Firebrand Bolsonaro campaigned on a free-market platform. Now he is reverting to the interventionism of leftist predecessors. It is the latest reminder that a country with huge potential has big political and social problems.

Bolsonaro reacted to fuel protests by pushing for a retired army general to supplant chief executive Roberto Castello Branco, who had refused to lower prices. This is politically advantageous but economically short-sighted.

Fourth-quarter ebitda beat expectations at R$60bn (US$11bn), announced late on Wednesday, a 47 per cent increase on the previous quarter. This partly reflected the reversal of a R$13bn charge for healthcare costs. Investors now have to factor the cost of possible fuel subsidies into forecasts. The last time Petrobras was leaned on, it set the company back about R$60bn (US$24bn at the time). That equates to 40 per cent of forecast ebitda for 2021.

At just over 8 times forward earnings, shares trade at a sharp discount to global peers. Forcing Petrobras to cut fuel prices will make sales of underperforming assets harder to pull off and debt reduction less certain.
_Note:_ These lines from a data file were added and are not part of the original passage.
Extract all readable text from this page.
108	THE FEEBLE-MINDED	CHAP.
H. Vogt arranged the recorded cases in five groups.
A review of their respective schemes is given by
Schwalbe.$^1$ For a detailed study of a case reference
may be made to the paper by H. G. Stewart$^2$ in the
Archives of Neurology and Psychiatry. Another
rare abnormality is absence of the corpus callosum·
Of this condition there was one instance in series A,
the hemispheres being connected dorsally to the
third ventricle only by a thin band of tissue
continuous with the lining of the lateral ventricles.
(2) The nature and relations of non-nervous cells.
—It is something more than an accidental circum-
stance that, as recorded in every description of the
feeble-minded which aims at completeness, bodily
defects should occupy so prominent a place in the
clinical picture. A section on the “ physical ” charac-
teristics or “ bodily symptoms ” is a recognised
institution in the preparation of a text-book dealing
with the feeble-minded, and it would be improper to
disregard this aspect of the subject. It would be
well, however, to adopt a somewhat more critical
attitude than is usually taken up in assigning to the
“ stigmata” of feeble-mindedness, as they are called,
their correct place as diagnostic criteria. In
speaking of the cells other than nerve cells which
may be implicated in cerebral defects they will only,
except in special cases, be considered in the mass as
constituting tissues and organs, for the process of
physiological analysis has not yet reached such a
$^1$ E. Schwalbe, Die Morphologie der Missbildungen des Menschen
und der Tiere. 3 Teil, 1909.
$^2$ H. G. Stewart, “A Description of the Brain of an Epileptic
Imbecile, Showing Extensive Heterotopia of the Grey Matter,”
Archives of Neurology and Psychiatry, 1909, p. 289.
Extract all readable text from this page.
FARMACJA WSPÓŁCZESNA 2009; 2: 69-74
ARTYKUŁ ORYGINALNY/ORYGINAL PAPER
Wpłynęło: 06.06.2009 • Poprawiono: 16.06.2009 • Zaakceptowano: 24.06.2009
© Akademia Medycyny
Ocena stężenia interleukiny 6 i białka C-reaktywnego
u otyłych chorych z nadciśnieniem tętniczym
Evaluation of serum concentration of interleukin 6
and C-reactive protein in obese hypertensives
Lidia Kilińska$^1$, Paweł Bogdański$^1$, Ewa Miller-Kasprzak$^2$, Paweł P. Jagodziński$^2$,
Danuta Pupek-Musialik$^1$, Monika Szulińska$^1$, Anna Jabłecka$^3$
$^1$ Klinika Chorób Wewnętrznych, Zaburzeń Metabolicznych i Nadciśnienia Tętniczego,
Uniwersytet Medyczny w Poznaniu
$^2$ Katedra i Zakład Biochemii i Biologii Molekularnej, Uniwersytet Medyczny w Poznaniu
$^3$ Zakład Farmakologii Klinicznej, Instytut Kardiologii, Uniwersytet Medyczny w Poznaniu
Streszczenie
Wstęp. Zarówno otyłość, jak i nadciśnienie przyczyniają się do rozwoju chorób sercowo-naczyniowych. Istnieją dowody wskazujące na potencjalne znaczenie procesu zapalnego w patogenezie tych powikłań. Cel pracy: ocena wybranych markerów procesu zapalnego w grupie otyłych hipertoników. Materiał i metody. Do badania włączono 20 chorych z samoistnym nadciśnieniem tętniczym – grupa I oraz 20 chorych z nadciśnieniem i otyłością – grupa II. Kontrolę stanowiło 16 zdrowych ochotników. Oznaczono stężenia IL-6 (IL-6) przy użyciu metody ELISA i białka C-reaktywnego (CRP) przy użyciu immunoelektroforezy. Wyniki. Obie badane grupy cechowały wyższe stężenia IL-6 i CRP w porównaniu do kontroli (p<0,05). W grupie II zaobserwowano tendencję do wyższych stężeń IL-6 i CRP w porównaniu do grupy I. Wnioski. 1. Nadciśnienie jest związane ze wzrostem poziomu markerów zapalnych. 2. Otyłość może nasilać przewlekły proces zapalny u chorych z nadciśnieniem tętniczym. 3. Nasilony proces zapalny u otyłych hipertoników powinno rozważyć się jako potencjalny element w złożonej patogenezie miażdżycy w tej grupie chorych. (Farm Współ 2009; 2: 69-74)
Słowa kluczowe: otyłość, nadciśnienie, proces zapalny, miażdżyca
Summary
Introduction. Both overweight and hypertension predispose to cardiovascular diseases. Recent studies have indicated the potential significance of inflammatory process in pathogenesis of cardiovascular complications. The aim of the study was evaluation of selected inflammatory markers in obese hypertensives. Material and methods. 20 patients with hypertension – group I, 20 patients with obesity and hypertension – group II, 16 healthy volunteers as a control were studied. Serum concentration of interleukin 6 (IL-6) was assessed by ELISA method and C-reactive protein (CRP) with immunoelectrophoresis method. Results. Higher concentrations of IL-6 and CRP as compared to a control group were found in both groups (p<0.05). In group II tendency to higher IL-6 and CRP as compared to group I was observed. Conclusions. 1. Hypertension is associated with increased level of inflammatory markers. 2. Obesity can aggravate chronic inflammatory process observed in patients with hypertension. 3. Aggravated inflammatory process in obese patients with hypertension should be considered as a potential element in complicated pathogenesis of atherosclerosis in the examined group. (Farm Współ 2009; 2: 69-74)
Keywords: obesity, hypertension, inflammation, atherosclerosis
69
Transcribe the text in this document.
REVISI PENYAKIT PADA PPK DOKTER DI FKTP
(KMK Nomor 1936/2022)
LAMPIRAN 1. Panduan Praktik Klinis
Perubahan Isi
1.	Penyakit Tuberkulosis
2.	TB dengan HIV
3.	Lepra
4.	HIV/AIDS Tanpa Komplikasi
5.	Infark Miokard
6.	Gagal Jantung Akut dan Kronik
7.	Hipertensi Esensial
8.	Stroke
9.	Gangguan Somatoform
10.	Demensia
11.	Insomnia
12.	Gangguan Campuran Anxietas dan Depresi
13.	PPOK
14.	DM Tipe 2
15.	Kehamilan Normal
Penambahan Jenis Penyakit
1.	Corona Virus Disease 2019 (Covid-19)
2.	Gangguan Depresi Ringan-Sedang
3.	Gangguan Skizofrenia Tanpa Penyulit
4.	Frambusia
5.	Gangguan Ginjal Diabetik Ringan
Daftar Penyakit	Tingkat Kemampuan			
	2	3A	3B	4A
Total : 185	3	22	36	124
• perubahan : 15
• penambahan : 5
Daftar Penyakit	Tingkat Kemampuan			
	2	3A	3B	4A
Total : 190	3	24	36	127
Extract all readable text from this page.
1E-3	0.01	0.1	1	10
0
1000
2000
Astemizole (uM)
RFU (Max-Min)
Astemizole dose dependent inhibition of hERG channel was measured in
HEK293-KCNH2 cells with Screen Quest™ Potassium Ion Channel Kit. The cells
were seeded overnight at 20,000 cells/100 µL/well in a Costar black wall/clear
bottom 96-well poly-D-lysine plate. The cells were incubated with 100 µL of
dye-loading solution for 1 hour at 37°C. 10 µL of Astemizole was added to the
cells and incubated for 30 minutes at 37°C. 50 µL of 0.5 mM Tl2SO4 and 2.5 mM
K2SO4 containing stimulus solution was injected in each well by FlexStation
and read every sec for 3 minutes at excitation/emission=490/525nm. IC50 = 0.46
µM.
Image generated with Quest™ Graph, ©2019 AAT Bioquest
Bidders may fear the obligation to cap prices will apply to them too.

A booming local stock market, rock bottom interest rates and low levels of foreign debt are giving Bolsonaro scope to spend his way out of the Covid-19 crisis. But the economy remains precarious. Public debt stands at 90 per cent of gross domestic product. The real — at R$5.40 per US dollar — remains near record lows. Brazil’s credit is rated junk by big agencies.

Rising developed market yields will make financings costlier for developing nations such as Brazil. So will high-handed treatment of minority investors. It sends a dire signal when a government with an economic stake of just over a third uses its voting majority to deliver a boardroom coup.